TheHairyOne - I should be able to use Tesla app for PV, PW and Model 3.


----------



## Carbontech (Feb 2, 2019)

RoBoRaT said:


> Signed up with Baker Home Energy for 10.72 kW 32 LG 335 PV panels and 2 Powerwall.
> 
> Baker has Powerwalls in stock and will reserve SCE SGIP step 4.
> 
> TheHairyOne - I should be able to use Tesla app for PV, PW and Model 3.


I didn't realize that other companies sold tesla power walls. I am in the process of tesla giving me a quote. Who did you talk to at baker? 
I am in Wildomar. Not far from you. 
Looking to get a system before the end of the year.


----------



## RoBoRaT (Nov 24, 2018)

Carbontech said:


> I didn't realize that other companies sold tesla power walls. I am in the process of tesla giving me a quote. Who did you talk to at baker?
> I am in Wildomar. Not far from you.
> Looking to get a system before the end of the year.

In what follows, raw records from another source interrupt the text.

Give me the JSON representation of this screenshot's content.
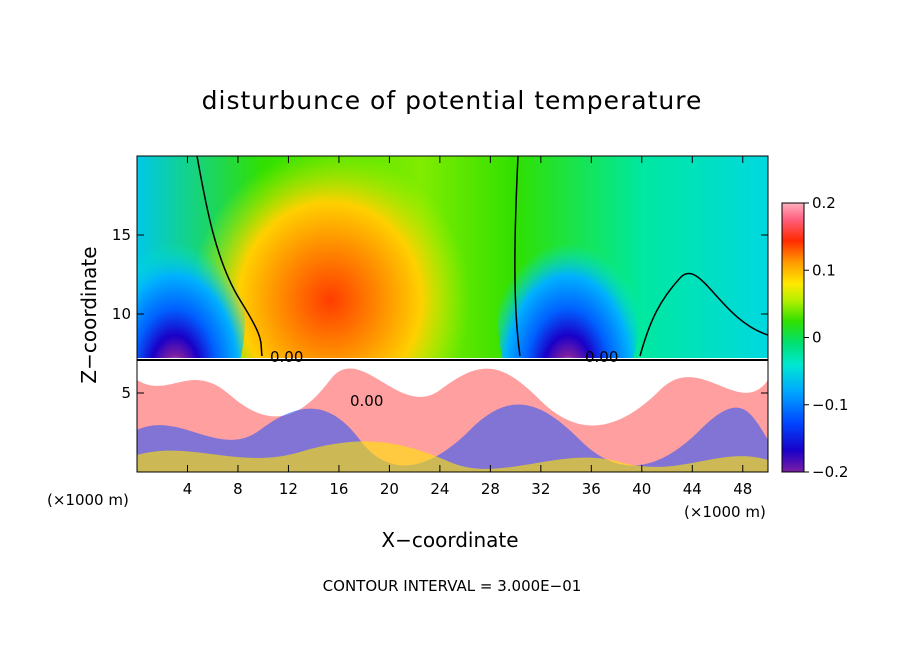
{
  "chart_data": {
    "type": "heatmap",
    "title": "disturbunce of potential temperature",
    "xlabel": "X−coordinate",
    "ylabel": "Z−coordinate",
    "x_unit_left": "(×1000 m)",
    "x_unit_right": "(×1000 m)",
    "xlim": [
      0,
      50
    ],
    "ylim": [
      0,
      20
    ],
    "xticks": [
      4,
      8,
      12,
      16,
      20,
      24,
      28,
      32,
      36,
      40,
      44,
      48
    ],
    "yticks": [
      5,
      10,
      15
    ],
    "colorbar": {
      "range": [
        -0.2,
        0.2
      ],
      "tick_values": [
        0.2,
        0.1,
        0,
        -0.1,
        -0.2
      ],
      "tick_labels": [
        "0.2",
        "0.1",
        "0",
        "−0.1",
        "−0.2"
      ]
    },
    "contour_labels": [
      "0.00",
      "0.00",
      "0.00"
    ],
    "contour_interval": "CONTOUR INTERVAL = 3.000E−01"
  }
}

I have a good adviser from Baker PM me so I can give you his contact info since I am not sure if its ok to post personal/business info here. I can also share you the quotes from other local installers.


----------



## MadMax (Sep 28, 2017)

Anybody in the San Diego area with recent SGIP experience? Still a bit confused about SGIP. It's now closed but got refunded but no one knows what the new program or steps looks like or what step we'll be in? Seems like a big chuck of imaginary $ when trying to determine project cost.


----------



## Fishn4life (Jul 5, 2018)

MadMax said:


> Anybody in the San Diego area with recent SGIP experience? Still a bit confused about SGIP. It's now closed but got refunded but no one knows what the new program or steps looks like or what step we'll be in? Seems like a big chuck of imaginary $ when trying to determine project cost.


Just sent you PM


----------